If the paper were given a chance to do more intensive reporting, Hellwig said he’s confident in the staff’s ability to do it well.

“I think we’d be able to do some great work,” he said. “I know that we’d all like to cover some of the injustices that happen in our school with our administration.”

He credited the visual team especially for the potential they have, saying they were the staff’s strongest department. Photographers actually did have some short-lived freedoms at one point.

“Last year in the beginning half of the year, we were actually able to go take pictures and shoot videos in the school during school hours as long as it was not for something that wasn’t Millbrook,” he said. “But that got taken away from us halfway through last year.”

When Altendorf halted Stavely’s editorial on Kavanaugh, the principal told her it was because she might be harassed by other students.

Maybe instead of silencing us, we should teach other students how to behave when other people have disagreeing opinions

“My principal told our editor at the time that I could not publish it because she was scared for my safety,” Stavely said. “She was scared that I would be ambushed or something for voicing my opinion. It didn’t make sense to me. I was not scared of being harrassed.”

Stavely said that instead of stopping her from speaking her mind, administrators should stress to students the importance of free speech.
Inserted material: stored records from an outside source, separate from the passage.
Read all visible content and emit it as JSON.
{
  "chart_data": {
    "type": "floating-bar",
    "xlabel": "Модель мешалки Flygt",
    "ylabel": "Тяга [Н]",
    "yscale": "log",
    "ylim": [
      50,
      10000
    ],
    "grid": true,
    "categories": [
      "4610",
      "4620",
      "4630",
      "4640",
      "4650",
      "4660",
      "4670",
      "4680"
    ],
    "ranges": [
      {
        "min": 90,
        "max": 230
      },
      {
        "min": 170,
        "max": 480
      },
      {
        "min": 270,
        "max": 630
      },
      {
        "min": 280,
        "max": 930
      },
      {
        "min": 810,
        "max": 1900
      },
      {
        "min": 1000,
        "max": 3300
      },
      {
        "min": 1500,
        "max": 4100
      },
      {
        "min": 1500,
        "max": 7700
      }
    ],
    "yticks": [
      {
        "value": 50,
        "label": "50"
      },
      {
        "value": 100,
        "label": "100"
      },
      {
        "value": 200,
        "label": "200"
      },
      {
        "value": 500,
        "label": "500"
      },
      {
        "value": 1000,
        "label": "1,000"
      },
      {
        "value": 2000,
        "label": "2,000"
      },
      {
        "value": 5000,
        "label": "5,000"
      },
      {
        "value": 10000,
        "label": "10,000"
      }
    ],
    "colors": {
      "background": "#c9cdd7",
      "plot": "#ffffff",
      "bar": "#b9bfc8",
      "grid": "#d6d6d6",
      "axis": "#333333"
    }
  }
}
“I just don’t think that voicing your opinion should be something that you get harassed over at all,” she said. “I think that she and the school board should know that and maybe instead of silencing us, we should teach other students how to behave when other people have disagreeing opinions.”

Hellwig agreed that potential harassment wasn’t a valid reason to censor a story.

“I don’t really care about a kid harassing me. One kid in my high school harassing me because I covered something that they don’t like isn’t anything to me,” he said. “I also don’t think any kid is going to harass someone in our school because of that.”